What often seem to be minor changes or variations to the statutory language on an initial communication letter can invite an FDCPA claim. Last month a Wisconsin Federal District Court Magistrate Judge found that the Plaintiff stated an FDCPA claim where a demand letter included a check-the-box option with the following language: “I am disputing the validity of this debt” followed by “Reason for Dispute (required)”. Mikolajczyk v. Universal Fidelity, LP, Case No. 16-CV-1382, (E.D. Wis. 2017). Noting that consumers are not required to provide a reason for disputing the debt, the Magistrate Judge found that the consumer had stated a claim for false, deceptive, or misleading representation of the debt. This decision is notable because the demand letter at issue is similar to the model demand letter prepared by the Consumer Finance Protection Bureau in its August 2016 outline of debt collection rule proposals.

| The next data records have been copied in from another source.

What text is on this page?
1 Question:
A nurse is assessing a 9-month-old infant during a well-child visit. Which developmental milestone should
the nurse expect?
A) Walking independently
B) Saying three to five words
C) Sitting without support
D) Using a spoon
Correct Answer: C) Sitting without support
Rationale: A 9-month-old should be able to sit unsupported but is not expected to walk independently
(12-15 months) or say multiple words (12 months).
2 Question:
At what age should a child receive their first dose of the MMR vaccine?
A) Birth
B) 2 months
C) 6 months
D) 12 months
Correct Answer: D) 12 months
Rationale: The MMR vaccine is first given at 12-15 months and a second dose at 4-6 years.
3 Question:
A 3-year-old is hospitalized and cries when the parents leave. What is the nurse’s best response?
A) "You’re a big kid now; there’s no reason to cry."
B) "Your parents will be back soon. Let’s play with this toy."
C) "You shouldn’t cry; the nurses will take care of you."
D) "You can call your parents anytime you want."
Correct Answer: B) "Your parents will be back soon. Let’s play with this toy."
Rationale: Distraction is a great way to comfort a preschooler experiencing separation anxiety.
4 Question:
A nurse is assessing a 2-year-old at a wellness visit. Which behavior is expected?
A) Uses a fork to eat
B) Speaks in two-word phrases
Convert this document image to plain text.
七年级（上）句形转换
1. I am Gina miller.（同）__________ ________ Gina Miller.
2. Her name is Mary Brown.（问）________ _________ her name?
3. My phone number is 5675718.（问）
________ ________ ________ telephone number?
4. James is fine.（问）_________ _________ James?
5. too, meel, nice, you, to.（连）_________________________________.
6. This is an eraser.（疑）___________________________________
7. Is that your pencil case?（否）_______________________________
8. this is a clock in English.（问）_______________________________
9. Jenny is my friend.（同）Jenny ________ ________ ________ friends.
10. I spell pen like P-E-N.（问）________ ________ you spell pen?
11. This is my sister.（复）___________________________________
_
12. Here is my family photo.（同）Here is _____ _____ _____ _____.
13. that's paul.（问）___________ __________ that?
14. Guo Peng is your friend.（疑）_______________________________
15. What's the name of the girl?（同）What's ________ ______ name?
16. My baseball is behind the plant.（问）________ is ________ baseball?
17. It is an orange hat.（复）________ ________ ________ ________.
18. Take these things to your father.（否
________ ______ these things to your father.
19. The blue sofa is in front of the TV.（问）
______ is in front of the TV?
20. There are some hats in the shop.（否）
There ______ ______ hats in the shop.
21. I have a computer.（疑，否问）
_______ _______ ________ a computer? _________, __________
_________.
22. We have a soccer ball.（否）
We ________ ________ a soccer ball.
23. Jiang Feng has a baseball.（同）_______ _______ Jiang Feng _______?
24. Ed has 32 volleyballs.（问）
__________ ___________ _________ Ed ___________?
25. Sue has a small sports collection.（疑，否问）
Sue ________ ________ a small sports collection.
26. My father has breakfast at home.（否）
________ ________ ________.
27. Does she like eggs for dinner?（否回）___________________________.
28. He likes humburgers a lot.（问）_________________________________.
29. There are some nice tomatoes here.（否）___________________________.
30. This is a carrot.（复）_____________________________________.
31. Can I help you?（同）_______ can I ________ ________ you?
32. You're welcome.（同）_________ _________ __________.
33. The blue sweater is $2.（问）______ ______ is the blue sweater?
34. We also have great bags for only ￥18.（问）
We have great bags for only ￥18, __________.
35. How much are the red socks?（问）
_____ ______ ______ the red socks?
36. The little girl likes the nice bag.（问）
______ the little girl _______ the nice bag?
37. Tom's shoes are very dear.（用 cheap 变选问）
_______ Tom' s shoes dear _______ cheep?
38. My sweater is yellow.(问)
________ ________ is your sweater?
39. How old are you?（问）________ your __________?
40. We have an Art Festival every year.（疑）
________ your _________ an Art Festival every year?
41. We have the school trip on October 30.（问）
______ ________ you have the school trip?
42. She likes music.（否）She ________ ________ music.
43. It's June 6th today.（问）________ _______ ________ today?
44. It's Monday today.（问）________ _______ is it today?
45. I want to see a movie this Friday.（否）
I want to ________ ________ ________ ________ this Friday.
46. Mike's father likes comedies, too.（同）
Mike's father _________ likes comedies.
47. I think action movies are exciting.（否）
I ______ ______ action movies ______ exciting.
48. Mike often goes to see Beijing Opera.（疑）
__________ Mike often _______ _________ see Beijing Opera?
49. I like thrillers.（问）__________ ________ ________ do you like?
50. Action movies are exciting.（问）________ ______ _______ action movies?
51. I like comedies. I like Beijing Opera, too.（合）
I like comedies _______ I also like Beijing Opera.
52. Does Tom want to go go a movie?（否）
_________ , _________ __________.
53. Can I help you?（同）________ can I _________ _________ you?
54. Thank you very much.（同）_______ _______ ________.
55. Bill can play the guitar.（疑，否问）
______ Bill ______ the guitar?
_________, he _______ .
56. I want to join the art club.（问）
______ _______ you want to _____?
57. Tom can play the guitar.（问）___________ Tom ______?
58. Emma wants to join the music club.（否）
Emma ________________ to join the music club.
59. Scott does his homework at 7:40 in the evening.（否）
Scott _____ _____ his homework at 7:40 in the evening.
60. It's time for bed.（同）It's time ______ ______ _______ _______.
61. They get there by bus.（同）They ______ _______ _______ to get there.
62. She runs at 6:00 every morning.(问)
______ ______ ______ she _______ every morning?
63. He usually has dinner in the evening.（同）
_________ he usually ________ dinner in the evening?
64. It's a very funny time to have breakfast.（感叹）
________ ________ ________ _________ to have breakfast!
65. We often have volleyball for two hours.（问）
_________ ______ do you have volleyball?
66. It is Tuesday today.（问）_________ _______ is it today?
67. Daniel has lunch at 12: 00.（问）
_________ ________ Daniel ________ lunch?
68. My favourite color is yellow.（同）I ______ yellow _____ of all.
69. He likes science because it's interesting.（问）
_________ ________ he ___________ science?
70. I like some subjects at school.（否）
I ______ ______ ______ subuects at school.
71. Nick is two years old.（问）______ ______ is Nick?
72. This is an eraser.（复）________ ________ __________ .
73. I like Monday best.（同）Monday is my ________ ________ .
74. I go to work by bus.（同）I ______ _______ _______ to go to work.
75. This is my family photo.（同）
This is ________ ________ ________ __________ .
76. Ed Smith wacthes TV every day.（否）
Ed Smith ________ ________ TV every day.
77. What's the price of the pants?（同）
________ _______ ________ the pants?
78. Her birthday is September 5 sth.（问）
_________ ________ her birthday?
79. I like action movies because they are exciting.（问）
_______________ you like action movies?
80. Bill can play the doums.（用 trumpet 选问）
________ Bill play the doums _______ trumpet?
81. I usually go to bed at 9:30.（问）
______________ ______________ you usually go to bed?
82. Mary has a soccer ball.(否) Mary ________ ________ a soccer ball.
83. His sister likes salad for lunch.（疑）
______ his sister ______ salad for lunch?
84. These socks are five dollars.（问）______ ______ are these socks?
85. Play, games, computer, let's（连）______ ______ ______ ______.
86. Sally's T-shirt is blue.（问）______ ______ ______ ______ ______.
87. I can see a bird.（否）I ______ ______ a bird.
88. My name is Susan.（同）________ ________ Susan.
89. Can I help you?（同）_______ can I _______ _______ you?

The FDCPA creates a private cause of action by the debtor against the debt collector within one year from the date of the violation. Pursuant to § 1692k, a debt collector who violates the FDCPA may be liable for any actual damages sustained as a result of the violation; statutory damages of up to $1,000; in a class action, statutory damages of up to $500,000 or 1% of the collector’s net worth; and the costs of the action, including reasonable attorney’s fees. Defendants of an FDCPA claim can receive an award of attorney’s fees where an action was brought in bad faith or solely for the purpose of harassment.
The FDCPA applies to attorneys whose principal business purpose is the collection of debts or who regularly collect or attempt to collect debts owed to another. 15 U.S.C. § 1692a(6). For attorneys, the key provision is what constitutes “regularly”. The Second Circuit identified the following factors in determining regularity: (1) the number of debt collection communications sent and/or litigation matters; (2) frequency of collection communications/litigation activity; (3) whether personnel are dedicated to work on debt collection activity; (4) whether there are systems or contractors in place to facilitate collection activity; (5) whether there are ongoing client relationships that have retained the attorney to assist in the collection of consumer debts; (6) the role of debt collection work in the attorney’s/firm’s practice; and (7) whether the law practice seeks collection work or markets itself as having debt collection expertise. See Goldstein v. Hutton, Ingram, Yuzek, Gainem, Carroll & Bertolotti, 374 F.3d 56, 62-63 (2nd Cir. 2004).
Before sending a demand letter on a non-commercial debt, the prudent practitioner will insure that his/her initial contact with a debtor complies with the FDCPA.